Hovhannès Guévorkian, le représentant de l’Artsakh en France, a accordé un entretien à RFI, vendredi 1er octobre.

Il y a un an, le 27 septembre 2020, la deuxième guerre du Karabakh éclatait entre l’Arménie et l’Azerbaïdjan. Ce conflit s’est soldé par la victoire des forces azerbaïdjanaises, qui, après une offensive de 44 jours, ont reconquis plusieurs districts perdus dans les années 1990. Les hostilités ont pris fin le 10 novembre, sous l’égide de la Russie, qui a parrainé l’accord de cessez-le-feu signé entre les deux parties.

Selon Hovhannès Guévorkian, “il y avait un processus de négociation, sous l’égide de la communauté internationale, à travers le groupe de Minsk (États-Unis, France, Russie), soutenu par l’OSCE. À partir du moment où l’Azerbaïdjan a décidé de rompre ce processus de manière unilatérale, les médiateurs avaient le choix de garder leur neutralité ou de dénoncer l’offensive azerbaïdjanaise.

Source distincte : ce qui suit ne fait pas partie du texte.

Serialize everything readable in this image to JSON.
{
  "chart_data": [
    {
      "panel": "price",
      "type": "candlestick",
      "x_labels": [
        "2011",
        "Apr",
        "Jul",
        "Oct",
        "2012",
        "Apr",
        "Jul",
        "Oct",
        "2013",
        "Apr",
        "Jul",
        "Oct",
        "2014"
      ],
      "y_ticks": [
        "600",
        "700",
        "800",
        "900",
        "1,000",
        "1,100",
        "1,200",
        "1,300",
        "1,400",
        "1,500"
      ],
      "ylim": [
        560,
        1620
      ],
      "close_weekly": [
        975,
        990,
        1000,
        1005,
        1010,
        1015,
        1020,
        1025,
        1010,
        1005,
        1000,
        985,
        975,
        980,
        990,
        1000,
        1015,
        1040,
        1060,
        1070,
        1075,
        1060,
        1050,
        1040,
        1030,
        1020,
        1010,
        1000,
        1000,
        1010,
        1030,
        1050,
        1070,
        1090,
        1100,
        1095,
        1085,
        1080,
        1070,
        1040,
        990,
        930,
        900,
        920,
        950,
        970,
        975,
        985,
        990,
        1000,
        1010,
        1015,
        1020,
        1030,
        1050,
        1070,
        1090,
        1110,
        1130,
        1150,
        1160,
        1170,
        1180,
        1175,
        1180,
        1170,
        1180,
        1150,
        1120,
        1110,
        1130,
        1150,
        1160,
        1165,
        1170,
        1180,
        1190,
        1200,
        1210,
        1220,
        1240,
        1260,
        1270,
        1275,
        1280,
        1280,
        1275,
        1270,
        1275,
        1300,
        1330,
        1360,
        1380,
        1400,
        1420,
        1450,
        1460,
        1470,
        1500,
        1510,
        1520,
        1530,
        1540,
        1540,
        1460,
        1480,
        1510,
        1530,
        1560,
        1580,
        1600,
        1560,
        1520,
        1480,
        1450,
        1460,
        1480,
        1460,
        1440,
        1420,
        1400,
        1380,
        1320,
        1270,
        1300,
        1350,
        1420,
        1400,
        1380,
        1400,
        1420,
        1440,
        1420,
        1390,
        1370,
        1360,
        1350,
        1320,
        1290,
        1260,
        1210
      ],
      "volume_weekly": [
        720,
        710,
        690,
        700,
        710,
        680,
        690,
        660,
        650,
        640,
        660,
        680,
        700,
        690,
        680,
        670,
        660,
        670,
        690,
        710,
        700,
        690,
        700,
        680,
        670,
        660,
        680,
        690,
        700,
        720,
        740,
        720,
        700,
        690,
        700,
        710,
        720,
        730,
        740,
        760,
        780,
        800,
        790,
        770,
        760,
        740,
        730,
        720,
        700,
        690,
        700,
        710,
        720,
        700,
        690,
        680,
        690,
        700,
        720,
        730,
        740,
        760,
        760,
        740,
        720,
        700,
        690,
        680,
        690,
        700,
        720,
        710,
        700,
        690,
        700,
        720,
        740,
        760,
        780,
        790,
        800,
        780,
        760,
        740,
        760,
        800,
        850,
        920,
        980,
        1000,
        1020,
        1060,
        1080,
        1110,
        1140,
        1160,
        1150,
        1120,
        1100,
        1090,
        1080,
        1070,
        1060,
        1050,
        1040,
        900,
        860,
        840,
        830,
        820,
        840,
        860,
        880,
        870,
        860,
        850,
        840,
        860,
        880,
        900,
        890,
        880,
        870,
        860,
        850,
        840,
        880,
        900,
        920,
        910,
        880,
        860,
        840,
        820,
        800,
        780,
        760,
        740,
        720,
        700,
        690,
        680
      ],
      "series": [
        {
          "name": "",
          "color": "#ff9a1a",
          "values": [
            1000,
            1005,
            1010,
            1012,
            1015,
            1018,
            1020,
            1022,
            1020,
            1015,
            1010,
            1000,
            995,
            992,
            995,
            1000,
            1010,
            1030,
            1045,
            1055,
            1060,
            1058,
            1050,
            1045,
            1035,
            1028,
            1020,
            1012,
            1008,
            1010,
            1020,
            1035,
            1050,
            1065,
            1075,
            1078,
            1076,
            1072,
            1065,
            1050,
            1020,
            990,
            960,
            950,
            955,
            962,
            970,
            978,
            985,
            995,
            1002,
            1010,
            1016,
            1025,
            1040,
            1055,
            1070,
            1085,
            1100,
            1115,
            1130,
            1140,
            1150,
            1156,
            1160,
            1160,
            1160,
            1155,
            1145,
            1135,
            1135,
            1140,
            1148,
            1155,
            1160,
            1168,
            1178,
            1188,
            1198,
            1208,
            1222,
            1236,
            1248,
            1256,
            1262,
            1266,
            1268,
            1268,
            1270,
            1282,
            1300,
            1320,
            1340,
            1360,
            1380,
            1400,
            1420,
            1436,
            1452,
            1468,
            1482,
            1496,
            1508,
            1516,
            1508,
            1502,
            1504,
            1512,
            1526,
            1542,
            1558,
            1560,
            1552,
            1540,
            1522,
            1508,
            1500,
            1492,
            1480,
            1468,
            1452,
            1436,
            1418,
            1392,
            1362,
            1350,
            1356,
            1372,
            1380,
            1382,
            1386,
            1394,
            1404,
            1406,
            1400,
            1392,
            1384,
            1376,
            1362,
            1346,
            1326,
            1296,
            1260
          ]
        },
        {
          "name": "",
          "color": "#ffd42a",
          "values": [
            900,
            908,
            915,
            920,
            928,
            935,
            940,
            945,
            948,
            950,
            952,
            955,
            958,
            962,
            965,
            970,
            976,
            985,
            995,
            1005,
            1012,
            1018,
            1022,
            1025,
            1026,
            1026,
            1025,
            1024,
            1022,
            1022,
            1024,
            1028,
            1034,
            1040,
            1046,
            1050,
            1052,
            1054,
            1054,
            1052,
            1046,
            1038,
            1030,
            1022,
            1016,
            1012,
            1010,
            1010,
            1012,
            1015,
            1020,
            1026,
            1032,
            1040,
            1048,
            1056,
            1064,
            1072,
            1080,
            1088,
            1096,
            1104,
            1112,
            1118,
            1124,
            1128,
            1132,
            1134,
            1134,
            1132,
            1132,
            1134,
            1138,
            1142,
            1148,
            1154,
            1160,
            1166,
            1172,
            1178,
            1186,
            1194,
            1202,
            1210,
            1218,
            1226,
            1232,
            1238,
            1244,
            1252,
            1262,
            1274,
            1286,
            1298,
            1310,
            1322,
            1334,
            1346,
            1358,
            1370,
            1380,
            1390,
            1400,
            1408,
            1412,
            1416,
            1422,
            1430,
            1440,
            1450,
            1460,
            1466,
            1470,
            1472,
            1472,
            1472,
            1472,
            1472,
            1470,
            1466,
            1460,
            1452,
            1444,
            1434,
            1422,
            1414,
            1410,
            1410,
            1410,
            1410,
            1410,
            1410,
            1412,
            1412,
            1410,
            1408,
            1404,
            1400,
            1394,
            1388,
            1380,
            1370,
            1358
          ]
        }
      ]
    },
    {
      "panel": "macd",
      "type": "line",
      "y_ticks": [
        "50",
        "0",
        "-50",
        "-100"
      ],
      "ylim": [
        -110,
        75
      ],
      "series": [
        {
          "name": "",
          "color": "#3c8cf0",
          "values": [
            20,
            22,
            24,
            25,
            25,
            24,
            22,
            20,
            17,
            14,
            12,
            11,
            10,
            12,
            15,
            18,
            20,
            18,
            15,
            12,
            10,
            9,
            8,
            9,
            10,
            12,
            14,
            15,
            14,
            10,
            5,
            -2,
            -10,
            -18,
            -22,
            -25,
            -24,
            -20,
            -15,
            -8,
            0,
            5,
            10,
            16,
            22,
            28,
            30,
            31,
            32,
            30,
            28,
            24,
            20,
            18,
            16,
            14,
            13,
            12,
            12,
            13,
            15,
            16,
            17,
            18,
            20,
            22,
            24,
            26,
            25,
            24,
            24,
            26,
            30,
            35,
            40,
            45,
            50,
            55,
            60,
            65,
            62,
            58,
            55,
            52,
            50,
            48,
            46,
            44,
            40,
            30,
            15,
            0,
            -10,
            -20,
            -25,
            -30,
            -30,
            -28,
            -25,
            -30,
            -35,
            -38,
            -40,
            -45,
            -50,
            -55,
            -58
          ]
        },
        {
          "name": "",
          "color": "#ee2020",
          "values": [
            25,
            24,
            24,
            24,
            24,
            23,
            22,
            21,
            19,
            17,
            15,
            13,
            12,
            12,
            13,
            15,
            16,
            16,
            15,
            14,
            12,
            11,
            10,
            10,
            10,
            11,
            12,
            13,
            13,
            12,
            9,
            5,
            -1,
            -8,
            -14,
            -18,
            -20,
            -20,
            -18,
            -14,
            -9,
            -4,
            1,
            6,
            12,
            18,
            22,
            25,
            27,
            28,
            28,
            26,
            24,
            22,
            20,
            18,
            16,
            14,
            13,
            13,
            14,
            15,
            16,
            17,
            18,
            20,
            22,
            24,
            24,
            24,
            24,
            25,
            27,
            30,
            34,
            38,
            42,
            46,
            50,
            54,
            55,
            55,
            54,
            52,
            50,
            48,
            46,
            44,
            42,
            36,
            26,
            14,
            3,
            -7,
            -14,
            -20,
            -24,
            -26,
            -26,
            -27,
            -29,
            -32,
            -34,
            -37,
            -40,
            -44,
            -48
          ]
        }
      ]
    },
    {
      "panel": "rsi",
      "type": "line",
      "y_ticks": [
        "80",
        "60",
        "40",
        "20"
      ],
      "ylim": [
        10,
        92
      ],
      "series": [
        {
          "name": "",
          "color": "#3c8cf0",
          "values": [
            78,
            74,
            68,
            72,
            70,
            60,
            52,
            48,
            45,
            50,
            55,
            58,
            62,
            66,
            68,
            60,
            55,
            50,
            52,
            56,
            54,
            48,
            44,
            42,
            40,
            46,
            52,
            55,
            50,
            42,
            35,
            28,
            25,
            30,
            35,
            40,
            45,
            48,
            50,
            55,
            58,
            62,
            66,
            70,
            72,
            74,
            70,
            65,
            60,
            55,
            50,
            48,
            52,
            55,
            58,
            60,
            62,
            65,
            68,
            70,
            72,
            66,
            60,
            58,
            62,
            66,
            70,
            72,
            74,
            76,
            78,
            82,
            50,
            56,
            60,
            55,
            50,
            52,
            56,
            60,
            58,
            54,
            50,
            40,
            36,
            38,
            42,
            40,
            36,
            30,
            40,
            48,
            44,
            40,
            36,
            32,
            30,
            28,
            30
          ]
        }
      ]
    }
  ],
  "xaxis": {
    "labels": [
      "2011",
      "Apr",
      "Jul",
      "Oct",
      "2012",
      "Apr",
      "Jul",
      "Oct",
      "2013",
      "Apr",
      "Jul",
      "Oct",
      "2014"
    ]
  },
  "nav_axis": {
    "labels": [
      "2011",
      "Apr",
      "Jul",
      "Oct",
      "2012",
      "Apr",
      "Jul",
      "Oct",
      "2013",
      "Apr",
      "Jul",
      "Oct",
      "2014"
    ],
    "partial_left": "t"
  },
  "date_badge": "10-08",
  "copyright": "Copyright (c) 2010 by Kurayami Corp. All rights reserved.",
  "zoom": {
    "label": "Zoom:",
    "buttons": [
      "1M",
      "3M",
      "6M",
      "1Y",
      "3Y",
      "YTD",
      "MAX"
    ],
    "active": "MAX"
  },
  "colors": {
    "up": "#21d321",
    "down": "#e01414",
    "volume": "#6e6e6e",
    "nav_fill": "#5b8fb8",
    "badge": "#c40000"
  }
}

Emmanuel Macron a fait une déclaration en ce sens, de manière très claire, disant que c’était bien l’Azerbaïdjan qui avait commencé les hostilités et qu’il ne s’agissait pas d’une réaction de légitime défense. Les médiateurs auraient pu aller plus loin en condamnant ou en sanctionnant l’Azerbaïdjan. Cela n’a pas été fait”.

D’après Guévorkian, “tant que l’Azerbaïdjan n’accepte pas l’existence des Arméniens du Karabakh sur ce territoire donné, il n’y aura pas de paix”.

“La question centrale de la résolution du problème, c’est celle du statut”, estime Hovhannès Guévorkian.